Savings and Investment Culture in Africa

Dambisa Moyo in her book Dead Aid advocates for the importance of domestic savings (among other mechanics) to stimulate African economic growth. A call that has been echoed through the Davos sessions during World Economic Forums. One voice coming from world leaders and most African leaders that Africa needs to promote a saving and investment culture through banking the unbanked and financial inclusion.

We are yet to see governments implementing the necessary actions and regulations required to make this idea a reality. In this 21st century, vast majority of the continent remains unbanked. Obviously, Africa is not a country and one blanket approach would never yield fruitful results. A clear example is the success of mobile money in Kenya but failed to take off in South Africa. There are probably MBA cases written to decipher and understand why mobile money was a failure in the latter but a world class innovation in the former hence for this article we will not drill much into intricacies that influence geographic adoption or rejection of financial products.

However, it is evident that there is a need for Africa centric financial products that will stimulate the savings and investment that the continent needs. The approaches can differ from country to country.

There is a growing middle class of Africans. What we know about this generation is that they  are more technological advanced, look for convenience from products. They also want to be drivers of their futures and are willing to do things for themselves in realizing their goals. We see this in the growth of the stokvel market (an informal savings groups) in South Africa (estimated to be worth R25 billion annually) but only few if none of the SA banks can confidently claim that they adequately serve this market. Whereas, according to the Financial Times  guides on Banking, South Africa is a country that  has a significant advanced  financial sector in Africa. This then begs the question that are the current financial service providers have the capacity or even willingness to stimulate a savings and investment culture. More importantly capacity to ensure that the informal savings are formalized and injected back into the economy to yield more fruits. 

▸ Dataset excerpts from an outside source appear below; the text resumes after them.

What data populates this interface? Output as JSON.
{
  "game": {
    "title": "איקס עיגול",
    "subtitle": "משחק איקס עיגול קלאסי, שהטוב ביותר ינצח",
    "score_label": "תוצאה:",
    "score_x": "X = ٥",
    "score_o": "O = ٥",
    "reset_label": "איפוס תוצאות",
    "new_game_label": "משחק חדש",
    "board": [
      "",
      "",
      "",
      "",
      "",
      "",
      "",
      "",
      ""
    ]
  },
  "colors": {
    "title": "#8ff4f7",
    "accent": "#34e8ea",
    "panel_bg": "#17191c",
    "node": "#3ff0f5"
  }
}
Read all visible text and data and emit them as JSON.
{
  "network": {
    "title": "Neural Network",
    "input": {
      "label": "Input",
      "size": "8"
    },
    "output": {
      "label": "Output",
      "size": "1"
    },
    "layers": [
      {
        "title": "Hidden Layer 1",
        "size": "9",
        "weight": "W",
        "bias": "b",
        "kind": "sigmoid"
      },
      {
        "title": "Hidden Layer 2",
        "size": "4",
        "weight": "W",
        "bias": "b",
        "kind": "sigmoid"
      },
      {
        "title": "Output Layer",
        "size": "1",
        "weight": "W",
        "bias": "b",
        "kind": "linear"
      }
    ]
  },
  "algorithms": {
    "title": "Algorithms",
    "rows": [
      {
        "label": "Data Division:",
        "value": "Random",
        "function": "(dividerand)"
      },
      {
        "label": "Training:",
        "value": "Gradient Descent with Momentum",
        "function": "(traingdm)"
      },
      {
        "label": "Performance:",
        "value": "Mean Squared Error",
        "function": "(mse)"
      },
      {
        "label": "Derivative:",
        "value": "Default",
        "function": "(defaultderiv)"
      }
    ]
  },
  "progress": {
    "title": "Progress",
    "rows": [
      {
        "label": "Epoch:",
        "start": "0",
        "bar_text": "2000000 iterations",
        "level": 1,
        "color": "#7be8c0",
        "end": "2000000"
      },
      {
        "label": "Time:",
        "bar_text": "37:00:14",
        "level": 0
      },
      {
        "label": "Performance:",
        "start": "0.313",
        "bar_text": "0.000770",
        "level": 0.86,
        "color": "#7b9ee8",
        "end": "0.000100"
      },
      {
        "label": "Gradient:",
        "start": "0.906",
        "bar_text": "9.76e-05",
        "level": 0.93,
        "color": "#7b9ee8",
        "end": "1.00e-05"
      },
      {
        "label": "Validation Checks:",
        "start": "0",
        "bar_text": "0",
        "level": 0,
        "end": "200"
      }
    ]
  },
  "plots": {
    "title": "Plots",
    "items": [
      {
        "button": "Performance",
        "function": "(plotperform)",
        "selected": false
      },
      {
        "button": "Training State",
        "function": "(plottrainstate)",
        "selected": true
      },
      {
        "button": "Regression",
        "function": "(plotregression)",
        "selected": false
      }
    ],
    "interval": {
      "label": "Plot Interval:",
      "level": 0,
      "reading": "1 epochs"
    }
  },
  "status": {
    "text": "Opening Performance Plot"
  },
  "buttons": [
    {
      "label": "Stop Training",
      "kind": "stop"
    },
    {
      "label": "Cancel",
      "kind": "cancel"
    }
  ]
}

This is where other forms of financial providers like microfinance, fintech etc. come into the mix. Service providers with different business models that solely cater to promote savings and investments through the products they offer. Most importantly we need Africans that will rise to this task and understand that change is in their hands. We have seen a rise of  fintechs started by African  entrepreneurs playing a significant role in easing of payments whether B2B, C2B  or even C2C. Perhaps this stems from a realization that maybe government leaders don’t have the will power to effect change and current big financial organizations are big and thus not flexible in order to offer consumer centric products. Therefore, we will need  entrepreneurs that will successfully marry the agility, innovation of technology with acumen/shrewdness of financial services to promote savings and investment. The best that government can do is to support these entrepreneurs with funding and other necessary resources. We will also need an integrated approach from regulators of financial services to ensure that not only are the consumers protected but also  innovation is not stifled by regulations. The established big organizations also have a role to play and it starts with adopting a culture that is collaborative towards entrepreneurs  rather than perceiving them as competitors.